Recent figures from companies, and interviews across the country, show that automobile sales are plummeting, airline traffic is dropping, restaurant chains are struggling to fill tables, customers are sparse in stores.
When the final tally is in, consumer spending for the quarter just ended will almost certainly shrink, the first quarterly decline in nearly two decades.
Whatever residual calm left despite the panic in the shadow banking system was probably destroyed by Bush's Anti-FDR "Have FEAR!!!" speech of two weeks ago --
President Bush said yesterday that the credit crisis that has seized world markets could devastate the U.S. economy unless Congress acts quickly to approve a $700 billion bailout plan for the nation's financial system, a message aimed at reluctant lawmakers as much as a deeply skeptical public.
"Our entire economy is in danger," Bush said in an address from the White House, emphasizing that the massive bailout was not targeted at "any individual company or industry. It is aimed at preserving America's overall economy."
Warning that "America could slip into a financial panic," Bush blamed the crisis on "easy credit" in the housing market and "the faulty assumption that home values would continue to rise." As mortgage loans went bad and borrowers defaulted, he said, investors have succumbed to a "widespread loss of confidence" that threatens to shut down consumer lending, decimate the stock market, cause businesses and banks to fail -- and cost millions of Americans their jobs.

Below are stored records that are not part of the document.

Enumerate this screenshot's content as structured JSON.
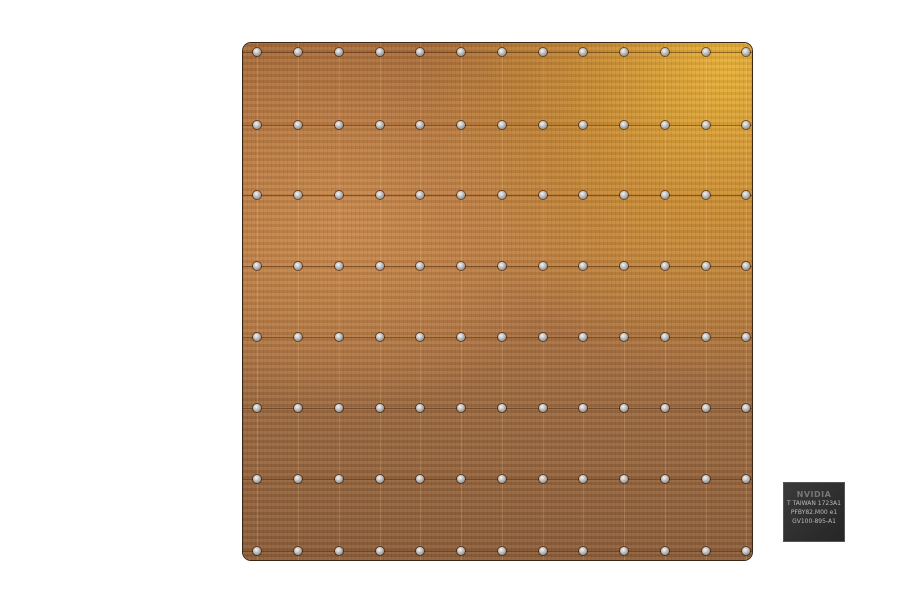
{
  "image": {
    "description_subjects": [
      "wafer-scale-chip",
      "gpu-chip"
    ],
    "gpu_chip": {
      "logo": "NVIDIA",
      "lines": [
        "T TAIWAN 1723A1",
        "PFBY82.M00",
        "GV100-895-A1"
      ],
      "mark": "e1"
    },
    "colors": {
      "wafer_copper": "#a86c3c",
      "wafer_gold": "#e8b13a",
      "chip": "#2e2e2e"
    }
  }
}
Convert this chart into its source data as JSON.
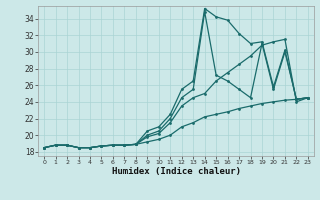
{
  "xlabel": "Humidex (Indice chaleur)",
  "bg_color": "#cce8e8",
  "grid_color": "#aad4d4",
  "line_color": "#1a6b6b",
  "xlim": [
    -0.5,
    23.5
  ],
  "ylim": [
    17.5,
    35.5
  ],
  "xticks": [
    0,
    1,
    2,
    3,
    4,
    5,
    6,
    7,
    8,
    9,
    10,
    11,
    12,
    13,
    14,
    15,
    16,
    17,
    18,
    19,
    20,
    21,
    22,
    23
  ],
  "yticks": [
    18,
    20,
    22,
    24,
    26,
    28,
    30,
    32,
    34
  ],
  "series1_x": [
    0,
    1,
    2,
    3,
    4,
    5,
    6,
    7,
    8,
    9,
    10,
    11,
    12,
    13,
    14,
    15,
    16,
    17,
    18,
    19,
    20,
    21,
    22,
    23
  ],
  "series1_y": [
    18.5,
    18.8,
    18.8,
    18.5,
    18.5,
    18.7,
    18.8,
    18.8,
    18.9,
    20.5,
    21.0,
    22.5,
    25.5,
    26.5,
    35.2,
    34.2,
    33.8,
    32.2,
    31.0,
    31.2,
    25.8,
    30.2,
    24.3,
    24.5
  ],
  "series2_x": [
    0,
    1,
    2,
    3,
    4,
    5,
    6,
    7,
    8,
    9,
    10,
    11,
    12,
    13,
    14,
    15,
    16,
    17,
    18,
    19,
    20,
    21,
    22,
    23
  ],
  "series2_y": [
    18.5,
    18.8,
    18.8,
    18.5,
    18.5,
    18.7,
    18.8,
    18.8,
    18.9,
    20.0,
    20.5,
    22.0,
    24.5,
    25.5,
    34.8,
    27.2,
    26.5,
    25.5,
    24.5,
    31.0,
    25.5,
    30.0,
    24.3,
    24.5
  ],
  "series3_x": [
    0,
    1,
    2,
    3,
    4,
    5,
    6,
    7,
    8,
    9,
    10,
    11,
    12,
    13,
    14,
    15,
    16,
    17,
    18,
    19,
    20,
    21,
    22,
    23
  ],
  "series3_y": [
    18.5,
    18.8,
    18.8,
    18.5,
    18.5,
    18.7,
    18.8,
    18.8,
    18.9,
    19.8,
    20.2,
    21.5,
    23.5,
    24.5,
    25.0,
    26.5,
    27.5,
    28.5,
    29.5,
    30.8,
    31.2,
    31.5,
    24.0,
    24.5
  ],
  "series4_x": [
    0,
    1,
    2,
    3,
    4,
    5,
    6,
    7,
    8,
    9,
    10,
    11,
    12,
    13,
    14,
    15,
    16,
    17,
    18,
    19,
    20,
    21,
    22,
    23
  ],
  "series4_y": [
    18.5,
    18.8,
    18.8,
    18.5,
    18.5,
    18.7,
    18.8,
    18.8,
    18.9,
    19.2,
    19.5,
    20.0,
    21.0,
    21.5,
    22.2,
    22.5,
    22.8,
    23.2,
    23.5,
    23.8,
    24.0,
    24.2,
    24.3,
    24.5
  ]
}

-- the final nail in the coffin.
Both of the last two charts above are slightly dated at this point, but suffice it to say, until house prices retreat to their historical norm, it is doubtful that neither are stock prices likely to make new highs, nor are consumer interest rates are likely to decline to new lows as they had in previous recessions. It will be quite some time until the forces unleashed in this "slow motion bust" are sufficiently favorable so that the American consumer will return to economic health.